Hannibal, con una urgencia que se podía sentir en el aire, se movió con rapidez, sus pasos resonando en el silencio del castillo. Su objetivo era alcanzar a Dom antes de que este llegara a la habitación en la que había sido atendido anteriormente. Su corazón latía con fuerza en su pecho, cada latido marcando el ritmo de su apresurada carrera.
Pero cuando llegó al largo pasillo, un corredor que parecía extenderse hasta el infinito se detuvo. El lugar estaba adornado con cuadros antiguos, cada uno contando una historia diferente, rostros y paisajes iluminados por la tenue luz de las velas que parpadeaban en sus soportes. El aire olía a cera y a viejo, un recordatorio del tiempo que llevaba en pie.
Fue entonces cuando notó a Dom, parado a mitad del pasillo, su mirada fija en algo. Hannibal siguió su mirada y vio una armadura antigua y desgastada por los años. La armadura yacía en una orilla del pasillo, como un guardián silencioso de historias olvidadas. Pero, a pesar de su estado desgastado, aún emanaba una sensación de poder.
Dom parecía hipnotizado por la armadura, su mirada fija en ella. Hannibal no sabía cuánto tiempo habría estado Dom en aquel escenario. se acercó lentamente, sus pasos resonando en el silencio como un eco. Podía ver la curiosidad en los ojos de Dom, una chispa de reconocimiento que indicaba que había comprendido a qué orden pertenecía la armadura.

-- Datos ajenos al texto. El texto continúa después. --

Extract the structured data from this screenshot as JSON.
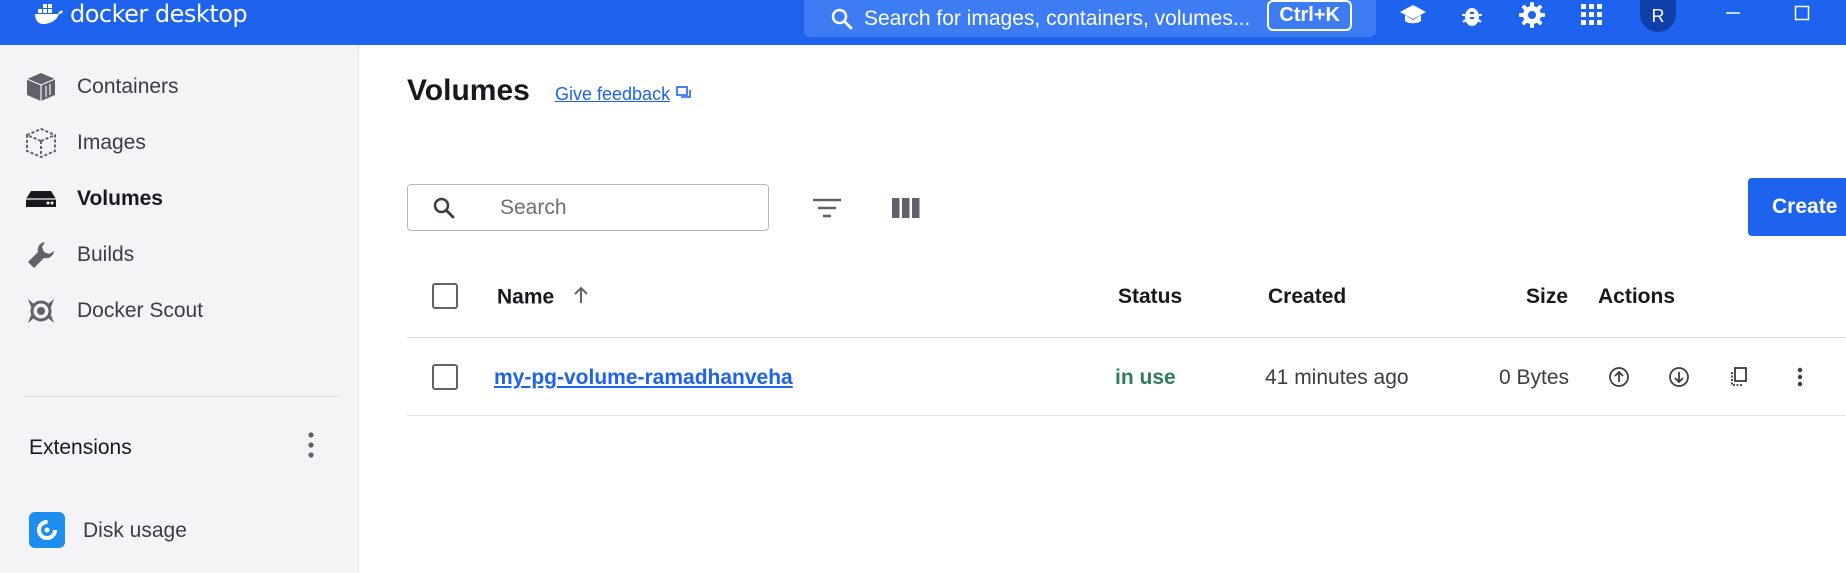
{
  "app": {
    "brand": "docker desktop",
    "global_search_placeholder": "Search for images, containers, volumes...",
    "global_search_shortcut": "Ctrl+K",
    "user_initial": "R",
    "accent_color": "#1d63ed"
  },
  "topbar_icons": [
    "learning-center-icon",
    "troubleshoot-bug-icon",
    "settings-gear-icon",
    "extensions-grid-icon"
  ],
  "sidebar": {
    "items": [
      {
        "label": "Containers",
        "icon": "containers-icon",
        "active": false
      },
      {
        "label": "Images",
        "icon": "images-icon",
        "active": false
      },
      {
        "label": "Volumes",
        "icon": "volumes-icon",
        "active": true
      },
      {
        "label": "Builds",
        "icon": "wrench-icon",
        "active": false
      },
      {
        "label": "Docker Scout",
        "icon": "docker-scout-icon",
        "active": false
      }
    ],
    "extensions_label": "Extensions",
    "extension_items": [
      {
        "label": "Disk usage",
        "icon": "disk-usage-icon"
      }
    ]
  },
  "main": {
    "title": "Volumes",
    "feedback_link": "Give feedback",
    "search_placeholder": "Search",
    "create_button": "Create",
    "table": {
      "columns": [
        "Name",
        "Status",
        "Created",
        "Size",
        "Actions"
      ],
      "sort_column": "Name",
      "sort_direction": "ascending",
      "rows": [
        {
          "name": "my-pg-volume-ramadhanveha",
          "status": "in use",
          "created": "41 minutes ago",
          "size": "0 Bytes"
        }
      ]
    },
    "status_color_in_use": "#2e7d5b"
  }
}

—¿La usaste durante la guerra? —preguntó Dom. Su tono era serio, casi reverente, y no apartó la vista de la armadura.
—Era de mi padre —respondió Hannibal casi al instante. Su voz estaba cargada de respeto y nostalgia, y sus ojos se llenaron de un brillo distante mientras recordaba a su padre. —La guarda en este castillo porque no quería que otros descubrieran que estuvo en una orden.

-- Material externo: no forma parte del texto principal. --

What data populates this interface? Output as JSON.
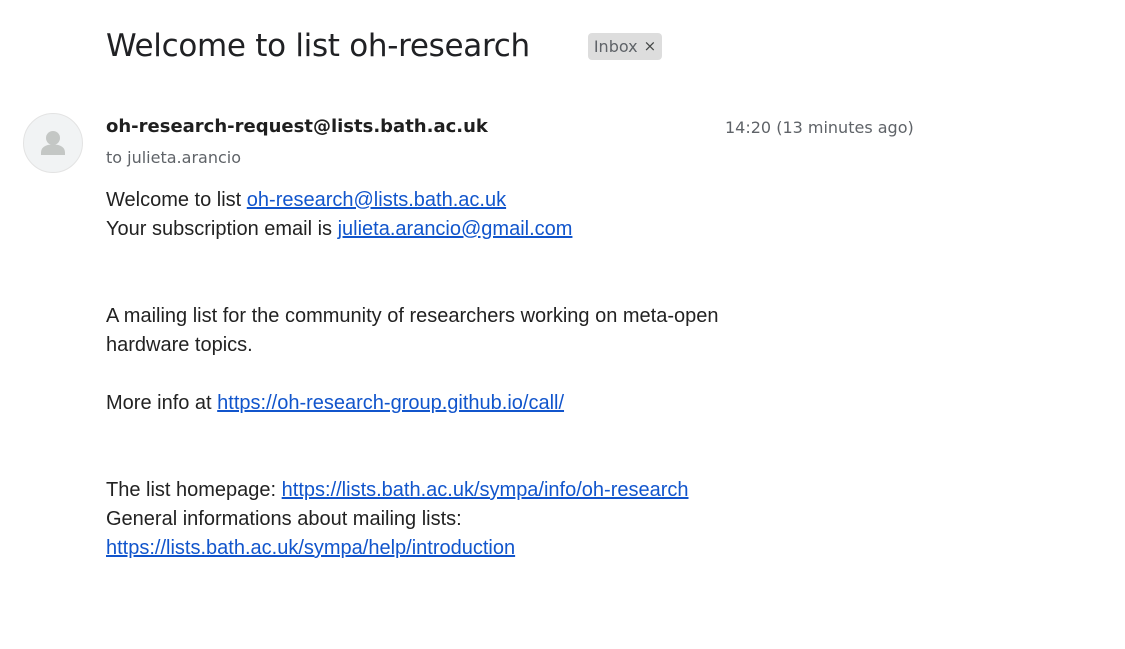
{
  "email": {
    "subject": "Welcome to list oh-research",
    "label": {
      "name": "Inbox",
      "close_glyph": "×"
    },
    "avatar_icon": "person-icon",
    "sender": "oh-research-request@lists.bath.ac.uk",
    "recipient": "to julieta.arancio",
    "timestamp": "14:20 (13 minutes ago)",
    "body": {
      "welcome_prefix": "Welcome to list ",
      "welcome_link": "oh-research@lists.bath.ac.uk",
      "subscription_prefix": "Your subscription email is ",
      "subscription_link": "julieta.arancio@gmail.com",
      "description": "A mailing list for the community of researchers working on meta-open hardware topics.",
      "more_info_prefix": "More info at ",
      "more_info_link": "https://oh-research-group.github.io/call/",
      "homepage_prefix": "The list homepage: ",
      "homepage_link": "https://lists.bath.ac.uk/sympa/info/oh-research",
      "general_info_label": "General informations about mailing lists:",
      "general_info_link": "https://lists.bath.ac.uk/sympa/help/introduction"
    }
  },
  "colors": {
    "link": "#1155cc",
    "chip_bg": "#dddddd",
    "muted_text": "#5f6368"
  }
}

Dom asintió lentamente, le echó un vistazo al joven y luego volvió a mirar la armadura, sus ojos recorriendo los detalles desgastados por el tiempo. Parecía estar sumido en sus pensamientos, su mente trabajando a toda velocidad para unir las piezas de un rompecabezas.
—Supongo que, por el desgaste de la armadura, ¿ha pasado cuánto? ¿Doscientos años? —preguntó. Era la primera vez que parecía darse cuenta del lapso de tiempo que se perdió en su memoria.
—Trecientos años —corrigió Hannibal, su voz suave. —Es más o menos el tiempo que lleva en pie este castillo.
Dom seguía con la mirada aún fija en la armadura.
—Fue incluso antes de terminar la guerra que se separó el grupo de tu padre. —Afirmó. —Luna Plateada, fue el nombre de la orden.
Hannibal sintió un escalofrío al escuchar esas palabras. ¿Había logrado Dom recordar algo?
—¿Lograste recordar algo? —preguntó.
Dom cerró los ojos, su rostro mostrando una concentración intensa. Parecía estar tratando de concentrarse en los fragmentos de recuerdos que se le venían a la mente, como si estuviera tratando de unir las piezas de un rompecabezas. Pero la mayoría de los recuerdos eran borrosos y confusos, como si estuvieran ocultos detrás de un velo opaco.
A pesar de la neblina de sus recuerdos, algunos detalles se le presentaban con una claridad sorprendente. Podía escuchar el sonido metálico de la espada al chocar con la armadura, un eco que resonaba en su mente como un grito de guerra. El olor a sangre y sudor, tan crudo y real, impregnaba el aire de su memoria, transportándolo de vuelta al campo de batalla. Las caras de algunos de sus compañeros de armas, aunque borrosas, se asomaban en su mente, cada una marcada por la determinación y el coraje del fragor de la batalla. Recordaba también su entrenamiento diario al amanecer, junto a un grupo de hombres tan resueltos como él, cada uno de ellos un eslabón en la cadena de su fraternidad de guerra. Sin embargo, a pesar de sus esfuerzos, las caras de esos hombres permanecían ocultas en las sombras de su memoria, como si se resistieran a ser recordadas.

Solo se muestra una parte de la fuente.